It's been more than a year since NxStage Medical (NASDAQ: NXTM) accepted an acquisition bid from Fresenius Medical Care (NYSE: FMS) . Investors have looked forward to the $30 per share in cash that Fresenius offered, but there've been countless delays in the process that everyone had hoped would be over by now. Indeed, with an Aug. 7 deadline under the terms of the deal, some investors had started to get more nervous about whether the acquisition would happen at all.
Over the past couple of weeks, two SEC filings from NxStage have provided more color on where the dialysis specialist is headed. With the successful extension of Fresenius' merger agreement through Nov. 5, NxStage got some more time to get the deal approved and done. Meanwhile, it's becoming increasingly clear that NxStage could see a big drop if anything happens to threaten the Fresenius buyout, because even with significant revenue gains, the company is still having trouble reaching profitability.
More red ink for NxStage
NxStage Medical's second-quarter results suggested that the company continues to tread water. Revenue rose 11% to $107 million, matching the growth rate from the first quarter of 2018 . Yet once again, net losses widened, with $2.59 million in red ink working out to $0.04 per share, $0.01 worse than last year's second-quarter net loss.

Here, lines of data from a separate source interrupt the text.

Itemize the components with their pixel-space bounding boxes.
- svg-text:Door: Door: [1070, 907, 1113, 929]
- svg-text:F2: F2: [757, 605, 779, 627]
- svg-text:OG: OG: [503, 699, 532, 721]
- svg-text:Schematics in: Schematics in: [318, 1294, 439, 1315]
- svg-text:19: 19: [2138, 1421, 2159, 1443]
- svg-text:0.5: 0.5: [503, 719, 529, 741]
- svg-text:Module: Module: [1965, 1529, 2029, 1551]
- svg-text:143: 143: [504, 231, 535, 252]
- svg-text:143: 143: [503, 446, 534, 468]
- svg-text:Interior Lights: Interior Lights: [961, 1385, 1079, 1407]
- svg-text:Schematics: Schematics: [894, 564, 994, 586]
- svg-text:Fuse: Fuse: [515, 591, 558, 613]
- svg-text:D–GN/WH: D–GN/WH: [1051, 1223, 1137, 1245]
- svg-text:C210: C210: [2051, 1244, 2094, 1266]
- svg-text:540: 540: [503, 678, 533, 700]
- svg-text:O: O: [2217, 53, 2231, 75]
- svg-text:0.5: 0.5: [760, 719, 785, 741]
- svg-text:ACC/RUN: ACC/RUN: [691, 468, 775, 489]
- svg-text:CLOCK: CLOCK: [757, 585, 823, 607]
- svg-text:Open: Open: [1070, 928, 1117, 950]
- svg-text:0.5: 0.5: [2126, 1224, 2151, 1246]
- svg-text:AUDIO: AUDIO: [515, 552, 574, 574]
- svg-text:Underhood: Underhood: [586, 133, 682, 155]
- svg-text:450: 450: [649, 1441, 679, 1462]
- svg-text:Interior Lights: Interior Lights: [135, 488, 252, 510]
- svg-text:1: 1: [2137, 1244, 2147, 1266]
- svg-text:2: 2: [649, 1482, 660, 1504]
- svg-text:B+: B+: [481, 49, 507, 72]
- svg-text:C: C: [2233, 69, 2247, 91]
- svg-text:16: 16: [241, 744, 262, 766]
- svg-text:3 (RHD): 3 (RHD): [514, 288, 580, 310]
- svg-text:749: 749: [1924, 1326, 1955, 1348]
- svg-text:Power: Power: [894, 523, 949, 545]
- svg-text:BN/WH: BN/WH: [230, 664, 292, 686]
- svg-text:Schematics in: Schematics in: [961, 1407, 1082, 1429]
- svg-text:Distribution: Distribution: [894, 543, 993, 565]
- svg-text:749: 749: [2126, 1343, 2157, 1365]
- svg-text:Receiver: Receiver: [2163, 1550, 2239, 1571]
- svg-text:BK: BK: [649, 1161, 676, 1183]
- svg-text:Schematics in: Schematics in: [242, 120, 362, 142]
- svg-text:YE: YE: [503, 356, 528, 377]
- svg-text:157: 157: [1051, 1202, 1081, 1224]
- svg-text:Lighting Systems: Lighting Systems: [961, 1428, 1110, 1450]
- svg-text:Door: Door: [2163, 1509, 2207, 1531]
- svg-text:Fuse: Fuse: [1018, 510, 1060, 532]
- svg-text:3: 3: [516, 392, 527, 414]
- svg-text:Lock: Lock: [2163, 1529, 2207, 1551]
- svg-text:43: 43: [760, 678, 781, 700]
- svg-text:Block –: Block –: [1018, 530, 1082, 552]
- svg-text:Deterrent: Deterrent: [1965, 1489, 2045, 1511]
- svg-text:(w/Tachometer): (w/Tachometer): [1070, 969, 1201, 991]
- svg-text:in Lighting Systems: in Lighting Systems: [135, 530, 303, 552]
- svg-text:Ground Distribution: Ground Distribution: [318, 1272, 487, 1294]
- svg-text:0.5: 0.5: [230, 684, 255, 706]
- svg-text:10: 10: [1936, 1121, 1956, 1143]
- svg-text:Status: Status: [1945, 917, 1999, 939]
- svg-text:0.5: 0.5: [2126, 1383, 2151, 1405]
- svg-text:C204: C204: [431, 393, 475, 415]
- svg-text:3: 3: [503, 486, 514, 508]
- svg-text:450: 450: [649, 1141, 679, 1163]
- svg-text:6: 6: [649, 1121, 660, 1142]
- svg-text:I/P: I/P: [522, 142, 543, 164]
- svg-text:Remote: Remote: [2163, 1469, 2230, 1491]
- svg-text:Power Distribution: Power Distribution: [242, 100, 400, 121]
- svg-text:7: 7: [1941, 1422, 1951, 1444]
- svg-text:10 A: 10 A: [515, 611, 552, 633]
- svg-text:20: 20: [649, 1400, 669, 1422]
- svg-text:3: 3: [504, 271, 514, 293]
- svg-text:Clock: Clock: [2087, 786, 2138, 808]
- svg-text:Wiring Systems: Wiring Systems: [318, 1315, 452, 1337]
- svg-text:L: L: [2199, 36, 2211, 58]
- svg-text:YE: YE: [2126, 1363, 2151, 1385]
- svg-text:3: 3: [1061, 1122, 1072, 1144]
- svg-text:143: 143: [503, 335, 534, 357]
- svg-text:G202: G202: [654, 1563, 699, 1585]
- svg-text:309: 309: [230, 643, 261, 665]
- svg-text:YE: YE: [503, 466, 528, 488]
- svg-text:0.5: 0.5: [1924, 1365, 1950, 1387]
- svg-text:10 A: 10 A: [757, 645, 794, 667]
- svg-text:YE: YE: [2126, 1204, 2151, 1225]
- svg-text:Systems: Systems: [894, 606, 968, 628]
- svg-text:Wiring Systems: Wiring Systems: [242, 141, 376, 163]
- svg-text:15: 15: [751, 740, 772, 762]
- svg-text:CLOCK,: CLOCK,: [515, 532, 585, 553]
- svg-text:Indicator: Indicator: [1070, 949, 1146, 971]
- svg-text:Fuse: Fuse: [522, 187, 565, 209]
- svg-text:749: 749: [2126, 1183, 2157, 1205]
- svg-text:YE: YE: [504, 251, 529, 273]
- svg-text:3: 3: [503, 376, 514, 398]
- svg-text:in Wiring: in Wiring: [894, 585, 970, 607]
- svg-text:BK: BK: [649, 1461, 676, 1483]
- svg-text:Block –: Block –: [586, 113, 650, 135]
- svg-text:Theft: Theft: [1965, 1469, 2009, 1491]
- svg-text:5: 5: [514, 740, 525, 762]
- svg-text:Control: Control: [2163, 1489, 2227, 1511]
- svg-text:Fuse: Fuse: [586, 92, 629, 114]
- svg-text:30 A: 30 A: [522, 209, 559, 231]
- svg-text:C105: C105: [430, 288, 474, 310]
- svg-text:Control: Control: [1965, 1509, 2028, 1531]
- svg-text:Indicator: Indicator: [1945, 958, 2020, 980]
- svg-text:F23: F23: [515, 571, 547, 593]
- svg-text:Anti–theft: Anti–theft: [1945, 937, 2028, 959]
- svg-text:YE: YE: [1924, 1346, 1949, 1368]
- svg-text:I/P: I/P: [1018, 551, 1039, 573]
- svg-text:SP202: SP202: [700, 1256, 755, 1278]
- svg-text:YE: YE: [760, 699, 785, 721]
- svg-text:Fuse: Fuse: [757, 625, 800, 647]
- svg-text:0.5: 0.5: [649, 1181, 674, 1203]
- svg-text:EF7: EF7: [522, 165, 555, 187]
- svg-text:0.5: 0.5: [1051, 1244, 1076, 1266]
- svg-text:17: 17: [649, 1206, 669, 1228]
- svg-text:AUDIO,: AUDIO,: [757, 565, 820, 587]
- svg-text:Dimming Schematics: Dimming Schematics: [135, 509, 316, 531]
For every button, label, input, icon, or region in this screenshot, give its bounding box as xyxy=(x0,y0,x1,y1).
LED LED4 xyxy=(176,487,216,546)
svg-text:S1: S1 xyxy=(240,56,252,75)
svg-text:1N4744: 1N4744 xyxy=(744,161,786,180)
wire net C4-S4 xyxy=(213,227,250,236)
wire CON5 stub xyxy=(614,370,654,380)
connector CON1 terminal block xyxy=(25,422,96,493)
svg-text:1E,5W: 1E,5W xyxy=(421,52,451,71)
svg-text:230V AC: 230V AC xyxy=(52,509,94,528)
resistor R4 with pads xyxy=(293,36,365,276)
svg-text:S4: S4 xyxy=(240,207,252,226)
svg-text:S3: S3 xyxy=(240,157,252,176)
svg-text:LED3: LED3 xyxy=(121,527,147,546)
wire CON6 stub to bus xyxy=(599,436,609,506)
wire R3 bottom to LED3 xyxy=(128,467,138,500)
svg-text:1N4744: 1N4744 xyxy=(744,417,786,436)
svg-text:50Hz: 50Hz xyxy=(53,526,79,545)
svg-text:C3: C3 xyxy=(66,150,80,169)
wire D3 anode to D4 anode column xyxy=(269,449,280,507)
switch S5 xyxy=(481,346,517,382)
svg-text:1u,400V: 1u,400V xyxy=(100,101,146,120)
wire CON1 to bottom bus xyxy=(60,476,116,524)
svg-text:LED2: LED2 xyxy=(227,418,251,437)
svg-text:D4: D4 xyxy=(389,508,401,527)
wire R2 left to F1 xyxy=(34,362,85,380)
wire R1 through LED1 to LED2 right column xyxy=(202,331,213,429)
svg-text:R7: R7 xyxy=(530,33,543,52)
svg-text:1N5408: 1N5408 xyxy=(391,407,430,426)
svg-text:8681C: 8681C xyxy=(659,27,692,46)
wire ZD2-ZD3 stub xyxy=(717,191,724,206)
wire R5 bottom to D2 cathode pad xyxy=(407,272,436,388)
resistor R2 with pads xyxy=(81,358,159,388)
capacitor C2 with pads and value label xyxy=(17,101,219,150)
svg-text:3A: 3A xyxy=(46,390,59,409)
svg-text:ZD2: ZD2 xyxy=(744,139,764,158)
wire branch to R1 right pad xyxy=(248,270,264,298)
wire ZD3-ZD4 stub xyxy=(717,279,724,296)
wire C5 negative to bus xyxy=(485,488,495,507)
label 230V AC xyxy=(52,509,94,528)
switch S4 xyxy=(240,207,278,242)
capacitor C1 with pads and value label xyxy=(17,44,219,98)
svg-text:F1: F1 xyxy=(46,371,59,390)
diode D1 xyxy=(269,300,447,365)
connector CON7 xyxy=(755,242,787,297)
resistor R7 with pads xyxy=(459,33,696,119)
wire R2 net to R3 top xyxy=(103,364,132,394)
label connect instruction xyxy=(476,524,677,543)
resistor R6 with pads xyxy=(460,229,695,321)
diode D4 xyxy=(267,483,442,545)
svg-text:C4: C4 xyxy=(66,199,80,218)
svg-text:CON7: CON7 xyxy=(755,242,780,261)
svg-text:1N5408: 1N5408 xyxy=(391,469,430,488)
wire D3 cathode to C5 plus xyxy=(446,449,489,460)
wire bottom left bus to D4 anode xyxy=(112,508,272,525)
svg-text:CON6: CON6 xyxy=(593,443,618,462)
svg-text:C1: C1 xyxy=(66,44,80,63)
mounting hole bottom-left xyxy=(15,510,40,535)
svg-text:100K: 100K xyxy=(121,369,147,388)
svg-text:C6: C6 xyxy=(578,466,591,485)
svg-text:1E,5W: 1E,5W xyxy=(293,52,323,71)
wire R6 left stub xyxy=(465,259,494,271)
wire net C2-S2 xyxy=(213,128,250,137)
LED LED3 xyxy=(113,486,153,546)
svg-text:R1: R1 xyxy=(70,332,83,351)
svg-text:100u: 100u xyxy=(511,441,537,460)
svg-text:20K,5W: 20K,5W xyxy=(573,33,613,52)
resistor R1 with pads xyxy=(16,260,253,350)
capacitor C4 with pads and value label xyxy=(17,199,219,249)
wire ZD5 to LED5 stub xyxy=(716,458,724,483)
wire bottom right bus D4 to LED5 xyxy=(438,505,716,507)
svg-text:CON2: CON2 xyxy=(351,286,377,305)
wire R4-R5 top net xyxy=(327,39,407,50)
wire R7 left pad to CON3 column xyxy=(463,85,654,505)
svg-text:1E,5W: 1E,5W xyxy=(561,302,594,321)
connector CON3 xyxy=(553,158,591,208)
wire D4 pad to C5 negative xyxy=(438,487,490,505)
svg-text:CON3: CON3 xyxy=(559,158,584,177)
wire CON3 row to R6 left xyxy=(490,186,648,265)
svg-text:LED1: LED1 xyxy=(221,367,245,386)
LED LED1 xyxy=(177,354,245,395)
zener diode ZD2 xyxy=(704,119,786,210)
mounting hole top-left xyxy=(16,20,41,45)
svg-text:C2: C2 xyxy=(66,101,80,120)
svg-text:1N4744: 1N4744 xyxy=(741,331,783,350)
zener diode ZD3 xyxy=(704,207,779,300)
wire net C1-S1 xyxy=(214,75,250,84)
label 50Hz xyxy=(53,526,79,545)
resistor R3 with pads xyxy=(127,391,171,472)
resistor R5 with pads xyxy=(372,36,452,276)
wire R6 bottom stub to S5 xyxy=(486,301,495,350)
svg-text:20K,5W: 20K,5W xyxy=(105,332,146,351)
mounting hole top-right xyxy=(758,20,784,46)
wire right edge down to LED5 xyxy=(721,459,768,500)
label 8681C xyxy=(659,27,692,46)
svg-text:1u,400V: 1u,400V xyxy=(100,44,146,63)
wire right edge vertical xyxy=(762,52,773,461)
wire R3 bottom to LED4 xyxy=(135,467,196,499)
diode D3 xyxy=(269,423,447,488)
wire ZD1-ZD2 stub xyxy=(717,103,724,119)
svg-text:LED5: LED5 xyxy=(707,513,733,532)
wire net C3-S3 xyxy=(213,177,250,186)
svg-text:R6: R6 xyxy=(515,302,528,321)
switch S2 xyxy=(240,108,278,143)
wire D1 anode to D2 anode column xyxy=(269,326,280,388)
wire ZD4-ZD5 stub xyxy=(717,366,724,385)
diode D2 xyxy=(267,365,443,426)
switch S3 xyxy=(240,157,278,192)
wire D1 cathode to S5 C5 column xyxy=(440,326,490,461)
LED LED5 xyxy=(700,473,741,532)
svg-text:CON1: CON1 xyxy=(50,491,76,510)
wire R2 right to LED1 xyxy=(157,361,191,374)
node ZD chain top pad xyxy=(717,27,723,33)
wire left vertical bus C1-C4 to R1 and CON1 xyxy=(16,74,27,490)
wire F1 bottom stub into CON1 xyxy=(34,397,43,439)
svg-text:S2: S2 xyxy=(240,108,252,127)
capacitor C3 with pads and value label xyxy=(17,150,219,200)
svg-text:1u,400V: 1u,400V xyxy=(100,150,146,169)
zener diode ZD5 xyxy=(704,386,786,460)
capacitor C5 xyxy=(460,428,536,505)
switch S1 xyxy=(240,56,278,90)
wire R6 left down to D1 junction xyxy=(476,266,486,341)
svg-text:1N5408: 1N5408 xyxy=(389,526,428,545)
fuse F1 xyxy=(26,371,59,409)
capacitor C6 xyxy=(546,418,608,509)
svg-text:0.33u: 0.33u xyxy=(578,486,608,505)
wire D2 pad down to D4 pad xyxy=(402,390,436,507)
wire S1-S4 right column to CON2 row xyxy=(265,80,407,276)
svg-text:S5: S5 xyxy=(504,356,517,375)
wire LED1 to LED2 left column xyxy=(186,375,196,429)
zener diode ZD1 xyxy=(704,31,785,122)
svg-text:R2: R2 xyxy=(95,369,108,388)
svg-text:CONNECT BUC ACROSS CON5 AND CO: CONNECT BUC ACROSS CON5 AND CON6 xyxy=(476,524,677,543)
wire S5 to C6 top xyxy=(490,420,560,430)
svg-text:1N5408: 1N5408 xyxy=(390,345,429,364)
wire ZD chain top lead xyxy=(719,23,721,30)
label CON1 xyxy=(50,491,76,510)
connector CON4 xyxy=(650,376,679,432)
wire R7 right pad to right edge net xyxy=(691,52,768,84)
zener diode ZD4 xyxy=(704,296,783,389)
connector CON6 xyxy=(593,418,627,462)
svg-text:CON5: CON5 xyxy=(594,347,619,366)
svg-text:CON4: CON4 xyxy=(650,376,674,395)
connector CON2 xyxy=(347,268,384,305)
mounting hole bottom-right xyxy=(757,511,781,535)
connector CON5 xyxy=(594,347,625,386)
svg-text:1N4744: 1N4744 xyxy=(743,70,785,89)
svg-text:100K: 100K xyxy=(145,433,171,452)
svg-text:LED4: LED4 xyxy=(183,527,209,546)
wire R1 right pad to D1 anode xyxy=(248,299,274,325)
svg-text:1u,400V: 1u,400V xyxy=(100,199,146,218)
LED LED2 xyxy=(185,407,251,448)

Looking more closely at the numbers, total revenue from the key System One segment was also higher by 11%. Contributions from its home-use and critical care components were balanced, showing NxStage's commitment to both revenue streams to support the System One platform. Gains for the in-center segment, meanwhile, were slightly larger, with sales growth of 14% from year-earlier levels. Slight declines in the miscellaneous other products category held back NxStage slightly, and the services segment saw slower growth of just 7% over the period.
Yet as we've seen before, making money proved more difficult. Operating income from the combined System One and in-center units rose just 6%, and the services segment saw only a slight reduction in operating losses compared to year-ago figures. In addition, noncontrolling interests sapped more of the company's earnings than in the past year's second quarter, creating a larger hit to the bottom line for NxStage shareholders.
NxStage continued to rely on two key customers. DaVita (NYSE: DVA) saw its share of purchases fall by a percentage point to 19%, while Fresenius climbed a point to 21%. Those numbers have stayed at that general level for an extended period.
Will the deal go through?
Over the past few months, investors have gotten a little more optimistic about the chances of the Fresenius buyout happening. The current discount to the $30 per share cash buyout price has narrowed to between 5% and 6%, compared to more than 10% as recently as late May.
Part of the reason for rising sentiment is that NxStage has taken concrete steps to try to avoid any antitrust issues. In mid-July, the company agreed to sell its Medisystems bloodlines business to renal therapy specialist B. Braun Medical. B. Braun has sold NxStage products for a long time, but the company is excited about the ability to integrate the product line as a complement to its own legacy equipment, including the Dialog hemodialysis machine and the Diacap dialyzer. The deal is contingent on the Fresenius merger going through, and NxStage hopes the Federal Trade Commission will see the move as an attempt to make the Fresenius deal as clean as possible from an antitrust perspective.
NxStage investors have to be pleased that Fresenius was willing to extend its deadline, but a lot depends on how quickly the FTC can move forward in evaluating the deal. Hopefully, the next few months will bring more definitive information on what, if any, concerns regulators have and whether NxStage and Fresenius are likely to be able to address them effectively.